Today, Patti Smith is a vessel through which fans clamour for the chance to commune with the idea of French poets, fallen rock gods, and heroic modern artists.
On February 8th, tickets for two March 7 performances at the Art Gallery of Ontario by the punk musician, artist, and poet Patti Smith went on sale at 10 a.m. The previous evening, nor’easter Nemo had buried the city under great masses of soggy snow, which some Smith diehards decided to navigate, assuming they’d have a better chance of scoring tickets in person. Before long, it was bedlam: Box office staffers were too slow; the gallery’s phone lines couldn’t handle the volume of callers; the AGO website froze and collapsed under the deluge. By 11 a.m., the tickets—there were only about 800 in total—were sold out. In another era, there might’ve been riots; in 2013, there were livid tweets.
It may not be rare for a musician whose definitive work was released decades ago to spark so much anticipation. But it’s interesting that, by and large, the throngs protesting the dearth of Smith tickets aren’t simply old-school devotees eager to reconnect with the sound of their youth. They’re just kids in their 20s and 30s, yearning to hear Horses live for the first time. That Smith has mesmerized so many fans the same age as her own son and daughter is unusual, but not unexpected.
An unruffled girl androgyne at a time when gender transgression was the purview of drag queens and male rockers, Smith may not have embraced second-wave feminism, but her brand of bent, spiritual femininity is achingly relevant today. Her use of style and self-portraiture to experiment with persona marks her as a pre-iPhone queen of defiant selfies. From her foulmouthed sacred verses to her queer, egalitarian romance with the late artist Robert Mapplethorpe, Smith’s lived experience in the ’60s was two decades ahead of her time. Even if Warhol’s Factory operated as a waystation for superfreaks and sexual deviants, there was little to no space for a woman like Smith, who was devoted to asserting her agency as an artist and thinker, and who only cared about being a muse on her own terms.
But what makes Smith an especially 21st-century girl, you could argue, is her commitment to her own artistic myth. She set her sights on a notion—represented by heroic, doomed bohemians like Rimbaud and Verlaine—and set to remaking herself in their image. That fuck-the-truth mode of self-actualization strikes a chord every time a creative, hungry 20something sends a well-calibrated self-promotional ripple through social media. Smith mapped out her rise to glory in Just Kids, her 2010 memoir of her relationship with Mapplethorpe, whom she met after moving to N.Y.C. at age 20. Their quest to become artists is portrayed as the noblest calling; their hubris knows no bounds. Their belief in their own talent was so strong that Mapplethorpe convinced the manager of the Chelsea Hotel to accept selections from the pair’s portfolios in exchange for room and board.

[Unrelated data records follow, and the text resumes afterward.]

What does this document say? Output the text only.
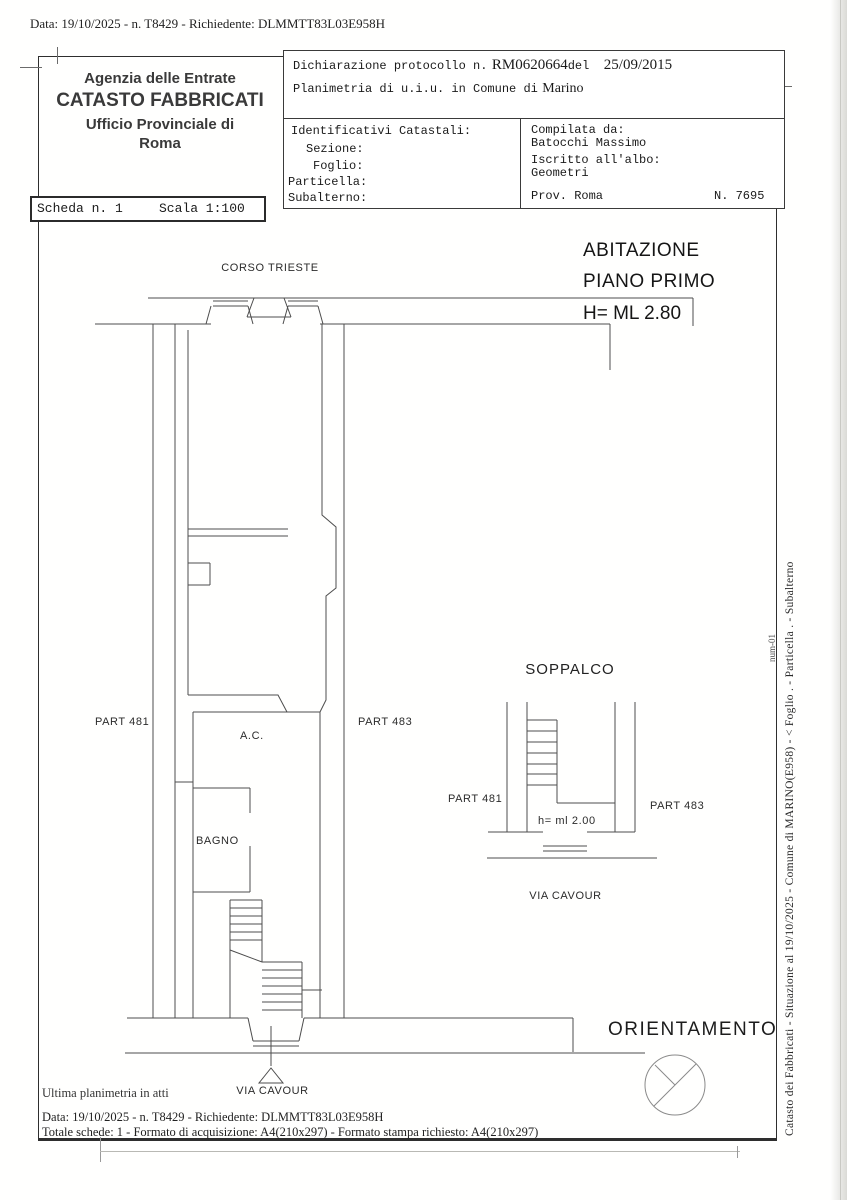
Data: 19/10/2025 - n. T8429 - Richiedente: DLMMTT83L03E958H
Agenzia delle Entrate
CATASTO FABBRICATI
Ufficio Provinciale di
Roma
Scheda n. 1	Scala 1:100
Dichiarazione protocollo n. RM0620664del 25/09/2015
Planimetria di u.i.u. in Comune di Marino
Identificativi Catastali:
Sezione:
Foglio:
Particella:
Subalterno:
Compilata da:
Batocchi Massimo
Iscritto all'albo:
Geometri
Prov. Roma	N. 7695
ABITAZIONE
PIANO PRIMO
H= ML 2.80
CORSO TRIESTE
PART 481	PART 483
A.C.
BAGNO
VIA CAVOUR
SOPPALCO
PART 481
PART 483
h= ml 2.00
VIA CAVOUR
ORIENTAMENTO
Ultima planimetria in atti
Data: 19/10/2025 - n. T8429 - Richiedente: DLMMTT83L03E958H
Totale schede: 1 - Formato di acquisizione: A4(210x297) - Formato stampa richiesto: A4(210x297)	Catasto dei Fabbricati - Situazione al 19/10/2025 - Comune di MARINO(E958) - < Foglio . - Particella . - Subalterno
num-01
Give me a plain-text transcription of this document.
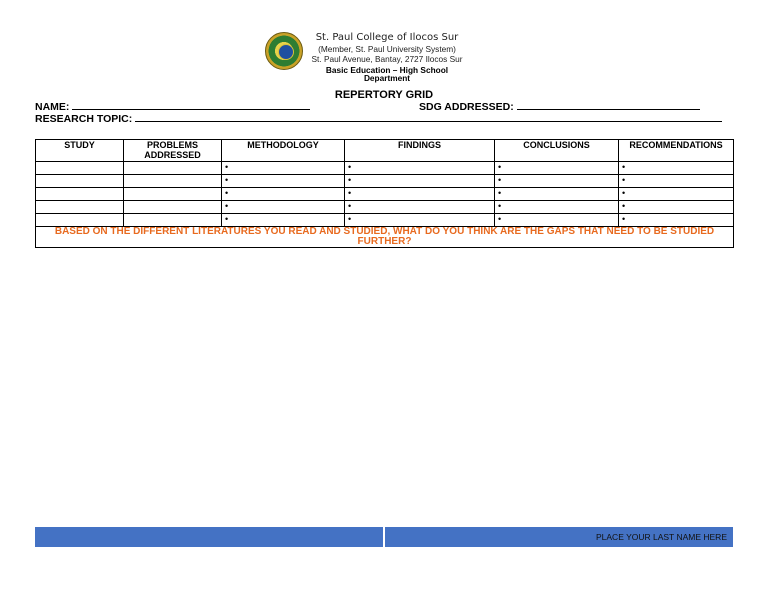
St. Paul College of Ilocos Sur
(Member, St. Paul University System)
St. Paul Avenue, Bantay, 2727 Ilocos Sur
Basic Education – High School Department
REPERTORY GRID
NAME:	SDG ADDRESSED:
RESEARCH TOPIC:
STUDY	PROBLEMS ADDRESSED	METHODOLOGY	FINDINGS	CONCLUSIONS	RECOMMENDATIONS
		•	•	•	•
		•	•	•	•
		•	•	•	•
		•	•	•	•
		•	•	•	•
BASED ON THE DIFFERENT LITERATURES YOU READ AND STUDIED, WHAT DO YOU THINK ARE THE GAPS THAT NEED TO BE STUDIED FURTHER?					
PLACE YOUR LAST NAME HERE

A few weeks ago, I ran into a friend on my way to see Smith’s photography exhibit, “Camera Solo,” at the AGO (it runs until May 19, and you can get tickets without lining up in the snow!). “Oh, god,” he moaned, rolling his eyes. “Please, not another Instagram of Patti Smith’s Polaroid of Rimbaud’s grave.” I laughed and felt sheepish. When I walked through the gallery, though, his Instagram comment resonated: I had a sense of being invited to share in a strange, sincere intimacy that I didn’t deserve and hadn’t earned. Her photos—moody black-and-white snapshots of personal items, or rooms caught in a state of disarray, or landmarks with a particular symbolic resonance for the photographer, most taken within the last decade—felt less like works of art than fleeting glimpses of Smith’s fixations.
“Smith was the president of a fan club that had just one member but a hundred idols,” Luc Sante writes in the New York Review of Books, offering up a list of the heroes who helped Smith envision the artist she wanted to become: Rimbaud, Bob Dylan, Jimi Hendrix, Keith Richards, Jackson Pollock, Isabelle Eberhardt, Brian Jones, Georgia O’Keeffe, William Burroughs, and other shadowy figures. Grouped together, Smith’s snapshots read like a collection of icons in a mystic crone’s shrine. It’s a less disingenuous version of Oprah’s inspiration board—or, to be crass, a creative Pinterest. Smith may have worshipped hundreds in her close-knit club of one, but today, she’s a vessel through which thousands of fans clamour for the chance to commune with the idea of French poets, fallen rock gods, and heroic modern artists.